Architecture
The AI DLP Proxy is designed as a high-performance, asynchronous gateway that sits between your users (or applications) and external LLM providers.
Sequence Diagram
The following diagram illustrates the request flow, highlighting the asyncio.Queue workers and parallel extraction logic.
Core Components
1. Proxy Core (mitmproxy)
The foundation is mitmproxy, a robust, interactive HTTPS proxy. It handles SSL/TLS Termination, connection management, and exposes a hook (DLPAddon) to intercept payloads. It now safely ignores binary payloads.
2. DLP Engine & Queue
The engine uses an asynchronous bounded queue (maxsize=1000) and a fixed number of persistent background workers (default 4). This bounded worker pool architecture protects the proxy from thread-thrashing and memory exhaustion under high concurrency.
- Static Analysis:
FlashTextextracts spans instantly. - ML Analysis:
Microsoft Presidiovia SpaCy (en_core_web_sm) is executed by the background workers without blocking the main event loop.
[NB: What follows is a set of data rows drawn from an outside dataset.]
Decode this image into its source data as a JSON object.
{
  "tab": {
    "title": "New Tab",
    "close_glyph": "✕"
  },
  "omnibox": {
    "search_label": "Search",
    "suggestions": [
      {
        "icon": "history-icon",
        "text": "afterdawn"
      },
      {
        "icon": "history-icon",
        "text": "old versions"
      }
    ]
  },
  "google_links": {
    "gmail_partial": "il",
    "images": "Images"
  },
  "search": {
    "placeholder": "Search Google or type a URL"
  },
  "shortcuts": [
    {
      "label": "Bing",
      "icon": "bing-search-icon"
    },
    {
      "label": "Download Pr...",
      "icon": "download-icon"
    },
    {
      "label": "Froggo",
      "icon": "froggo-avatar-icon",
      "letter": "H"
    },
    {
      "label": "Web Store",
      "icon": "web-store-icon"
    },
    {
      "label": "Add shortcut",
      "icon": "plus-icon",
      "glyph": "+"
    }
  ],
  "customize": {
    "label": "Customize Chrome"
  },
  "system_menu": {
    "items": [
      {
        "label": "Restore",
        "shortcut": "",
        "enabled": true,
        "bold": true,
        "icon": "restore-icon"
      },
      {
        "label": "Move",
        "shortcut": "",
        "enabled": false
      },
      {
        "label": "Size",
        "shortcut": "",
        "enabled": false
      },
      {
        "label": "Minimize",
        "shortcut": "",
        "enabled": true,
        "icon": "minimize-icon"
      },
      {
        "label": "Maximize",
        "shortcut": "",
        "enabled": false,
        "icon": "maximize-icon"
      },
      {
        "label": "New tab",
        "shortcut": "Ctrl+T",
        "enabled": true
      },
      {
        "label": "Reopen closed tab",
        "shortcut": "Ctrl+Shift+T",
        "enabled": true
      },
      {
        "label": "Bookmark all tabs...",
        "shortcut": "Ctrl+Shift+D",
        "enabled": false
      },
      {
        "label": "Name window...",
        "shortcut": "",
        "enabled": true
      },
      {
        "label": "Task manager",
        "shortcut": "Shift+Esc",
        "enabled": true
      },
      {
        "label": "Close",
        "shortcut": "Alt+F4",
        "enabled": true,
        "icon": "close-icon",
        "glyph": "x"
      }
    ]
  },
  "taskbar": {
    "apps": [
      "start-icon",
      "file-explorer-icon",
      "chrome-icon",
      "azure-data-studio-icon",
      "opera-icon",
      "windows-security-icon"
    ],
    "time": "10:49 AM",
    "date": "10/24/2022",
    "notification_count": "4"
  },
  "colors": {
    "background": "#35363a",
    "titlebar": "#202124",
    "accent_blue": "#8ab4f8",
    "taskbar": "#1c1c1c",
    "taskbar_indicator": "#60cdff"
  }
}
3. Smart JSON Payload Processing
Before extraction, the proxy parses the Content-Type header. If the payload is application/json, it is fully deserialized. The proxy then performs a recursive asynchronous traversal of the JSON tree. It applies NLP extraction only to string values, preserving keys, integers, and the structural integrity of the JSON. This ensures that a blacklisted term won't accidentally censor a JSON key like "model", which would return a 400 Bad Request from the LLM API.
4. Parallel Redaction & Offset Merging
In previous versions, static analysis was applied before ML, breaking the contextual window of the NLP model. Now, extraction runs in parallel on the pristine original string. Offsets (e.g., [(5, 12, "PASSWORD"), (8, 15, "PERSON")]) are collected, merged, deduplicated, and applied backwards. This guarantees 100% contextual accuracy for SpaCy.
5. Atomic Secret Reloading
The engine spawns a background _vault_poller task that connects to HashiCorp Vault. Every 60 seconds, it fetches the latest secrets and creates a new KeywordProcessor in memory. Once ready, it performs an atomic reference swap, ensuring zero-downtime key rotation without locking the request pipeline.
6. Fail Closed Security
If any component of the proxy crashes, the exception is caught, and the proxy returns a well-formed JSON 500 error ({"error": {"message": "DLP Policy Violation"}}), explicitly avoiding opaque upstream parser failures.